Unevenness at the edges

Marton Trencseni - Fri 30 October 2020 - Data

Introduction

Sometimes we look at the top performers in a field and see obviously uneven representations of groups (gender, ethnicity, etc). There a multitude of factors that can lead to it, such as unfair bias in access to opportunities. Here I will show one unintuitive mathematical effect that can contribute to such unevenness in the case of normal distributions.

As a toy model let's assume that there is just one metric which determines performance, such as "height" for basketball or "reaction time" for driving, and the populations are described by a normal distribution.
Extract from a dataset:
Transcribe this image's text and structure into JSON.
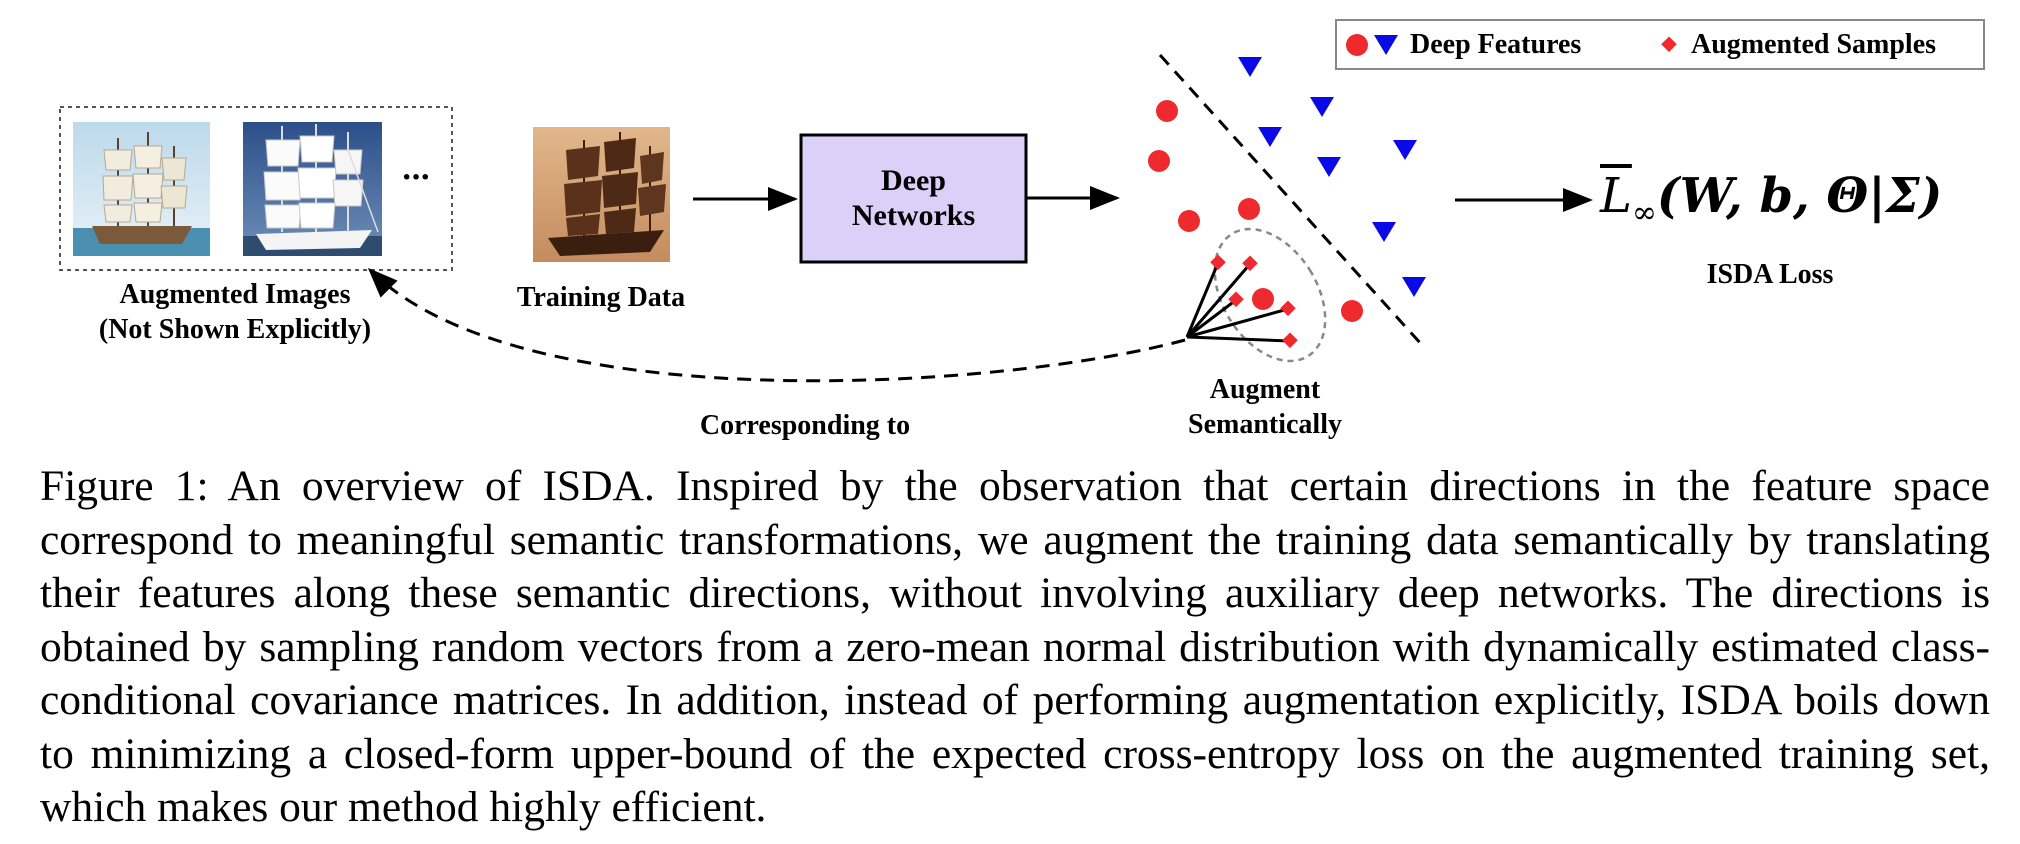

The unintuitive effect is that even a small shift in the means of the normals (assuming equal standard deviations) can lead to a very uneven ratio at the tails.

The code is up on Github.

Normal distributions

Let's take a simple toy example, two populations A and B, both described by a normal distribution, both have standard deviations of $ \sigma = 1 $. Population A has mean $ \mu = 0 $ and B has mean $ \mu = 0.2 $, so $ A \sim \mathcal{N}(0, 1), B \sim \mathcal{N}(0.2, 1) $. This is easy to draw:

import numpy as np
import scipy.stats as stats
import matplotlib.pyplot as plt

mean_A = 0.0
mean_B = 0.2
stdev = 1
x = np.linspace(mean_A - 5, mean_A + 5, 100)
plt.plot(x, stats.norm.pdf(x, mean_A, stdev))
plt.plot(x, stats.norm.pdf(x, mean_B, stdev))
plt.show()

If we draw an element of A and B each at random, what's the probability that B will be "higher"?

B_taller_A = stats.norm.cdf(0, loc=mean_A-mean_B, scale=stdev)
print('%.1f' % B_taller_A)

It's 60%.

Okay, now assume that this is in fact a very large population, and we take the "top peformers". Let's take the ones above a high sigma of $ z_{cut} = 5.2 $. What will be the ratio of As to Bs at the edge of the distribution?

z_cut = 5.2
area_A = stats.norm.sf(z_cut, loc=mean_A, scale=stdev)
area_B = stats.norm.sf(z_cut, loc=mean_B, scale=stdev)
print('1 in %d' % (1/area_A))
print('1 in %d' % (1/area_B))
print('%.1f to 1' % (area_A/area_B))

This tells us that in the A population, 1 in 10,035,700 is above z_cut, in the B population it's 1 in 3,488,555, and in the end we expect the ratio of B to A to be 2.9 to 1, so roughly 3 to 1. So although Bs only have a slight edge over As in the mean, and in the overall population, at the edges we expect to see 3 times as many Bs as As! The effect becomes stronger at higher z's.

We can repeat this with real height data for males and females from Our world in data:

As an aggregate of the regions with available data – Europe, North America, Australia, and East Asia – they found the mean male height to be 178.4 centimeters (cm) in the most recent cohort (born between 1980 and 1994). The standard deviation was 7.59 cm... Women were smaller on average, with a mean height of 164.7 cm, and standard deviation of 7.07 cm.

Here we just have to do a bit more work because the standard deviations are not equal, but it's the same story. Assuming there is an equal number of males and females (a good assumption), what's the expected ratio of males to females above 185cm?

mean_A = 164.7
mean_B = 178.4
stdev_A = 7.1
stdev_B = 7.6
z_cut = 185
area_A = stats.norm.sf(z_cut, loc=mean_A, scale=stdev_A)
area_B = stats.norm.sf(z_cut, loc=mean_B, scale=stdev_B)
print('1 in %d' % (1/area_A))
print('1 in %d' % (1/area_B))
print('%.1f to 1' % (area_B/area_A))

We expect 1 in 470 females to be above 185cm, 1 in 5 males, and ratio of males to females above 185 cm is 90.7 to 1!

Exponential distributions

It's worth noting that this doesn't happen with all distributions. For example, with exponential distributions:

mean_A = 1.0
mean_B = 1.2
stdev = 0.5
z_cut = 9
area_A = stats.expon.sf(z_cut, loc=mean_A, scale=stdev)
area_B = stats.expon.sf(z_cut, loc=mean_B, scale=stdev)
print('1 in %d' % (1/area_A))
print('1 in %d' % (1/area_B))
print('%.1f to 1' % (area_B/area_A))

The unevenness at high z is only 1.5 to 1.

Causality

It's important to be careful with causality. What this shows is the mathematical fact that a shift in the mean of normal distributions leads to uneven ratios of populations at high z's. But in real life, we can't just turn it around: if we see an uneven distribution at high z's, we can't be sure if this is the reason, or some other effect. For example, currently 100% of Formula 1 drivers are male, but more than likely there are other strong determining factors, eg. parents of girls may be less likely to buy car toys, less likely to take girls gokarting at a young age, etc.